Israel is not, of course, situated in some geographical backwater, but at the junction of paramount American interests. Its prominence on the eastern Mediterranean littoral, at the nexus of North Africa and Southwest Asia, has enabled the United States to minimize its military deployments in the area. In the Persian Gulf, by contrast, the absence of a dependable and sturdy ally like Israel has impelled the United States to commit hundreds of thousands of troops and trillions of dollars. Secretary of State Alexander M. Haig’s observation 30 years ago still resonates today: “Israel is the largest American aircraft carrier in the world that cannot be sunk, does not carry even one American soldier, and is located in a critical region for American national security.”
Such is the state of U.S.-Israeli relations that what has been an unquestioned assumption ( e.g., the U.S.-Israel relationship is a mutually beneficial relation) is now routinely questioned, and by the U.S. government no less. Oren’s reminder is timely, given that nearly all of the region’s “pro-American” Arab allies ( Morocco and Jordan being the most obvious exceptions) are in flames, in turmoil or in danger of falling into the grip of Islamic fundamentalists. And just today a new Pew poll shows how unpopular the U.S. is in a so-called friendly Muslim country:
Anti-Americanism has only gone up: 79 percent of those surveyed say they have an unfavorable opinion of the United States, and 49 percent of those hold that sentiment intensely. There was a 9-percentage-point increase since spring 2009.
President Obama doesn’t fare much better. Two in three (64 percent) Egyptians have little or no confidence in him, a 5-point increase in his negative rating since last year.

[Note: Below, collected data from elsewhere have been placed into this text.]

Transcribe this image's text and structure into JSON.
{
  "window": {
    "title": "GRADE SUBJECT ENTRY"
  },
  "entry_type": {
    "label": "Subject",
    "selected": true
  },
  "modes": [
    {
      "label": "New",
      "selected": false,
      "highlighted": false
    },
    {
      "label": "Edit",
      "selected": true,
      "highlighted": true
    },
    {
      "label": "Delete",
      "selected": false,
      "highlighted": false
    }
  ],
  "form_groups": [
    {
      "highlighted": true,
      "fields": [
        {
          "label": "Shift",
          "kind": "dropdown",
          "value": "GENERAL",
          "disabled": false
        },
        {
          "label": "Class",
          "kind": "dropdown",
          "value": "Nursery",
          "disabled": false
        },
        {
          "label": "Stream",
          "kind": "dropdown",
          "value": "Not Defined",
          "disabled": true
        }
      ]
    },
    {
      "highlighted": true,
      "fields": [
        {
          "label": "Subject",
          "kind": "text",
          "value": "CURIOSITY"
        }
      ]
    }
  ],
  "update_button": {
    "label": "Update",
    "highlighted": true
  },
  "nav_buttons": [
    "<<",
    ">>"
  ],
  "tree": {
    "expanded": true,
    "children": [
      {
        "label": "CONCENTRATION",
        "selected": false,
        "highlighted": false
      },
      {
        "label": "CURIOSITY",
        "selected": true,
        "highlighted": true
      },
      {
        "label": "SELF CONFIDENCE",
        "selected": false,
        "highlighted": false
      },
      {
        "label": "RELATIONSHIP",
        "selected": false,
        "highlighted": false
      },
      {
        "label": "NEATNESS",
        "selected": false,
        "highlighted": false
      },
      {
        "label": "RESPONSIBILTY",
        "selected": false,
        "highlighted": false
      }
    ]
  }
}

Current anti-Americanism and anti-Obama sentiment in Egypt predated this year’s Arab Spring. But Washington’s handling of the recent democratic upheaval in the Middle East did little to improve the U.S. standing.
When Pew asked about the American response to the political situation in Egypt, a plurality (39 percent) of Egyptians said the U.S. has had a negative impact, while just 22 percent said it has had a positive effect. Moreover, half (52 percent) of Egyptians disapprove of how Obama is dealing with the calls for political change in nations such as Egypt, Tunisia, Bahrain, and Libya. And a plurality of those who disapprove say Obama has shown too little support for protesters in the Arab street who are calling for change.
Given this sentiment, it is little wonder only one in six (15 percent) Egyptians want closer ties with the United States and 43 percent want a more distant relationship.
None of this seems to resonate with the current U.S. administration. But the good news is that despite the mindset of the Obama administration, Americans continue to regard Israel with respect and deep affection, and Israelis show the same feelings for America. Those who agree that the U.S.-Israel relationship is a valuable one cling to the hope that not even Obama can do permanent damage to the alliance.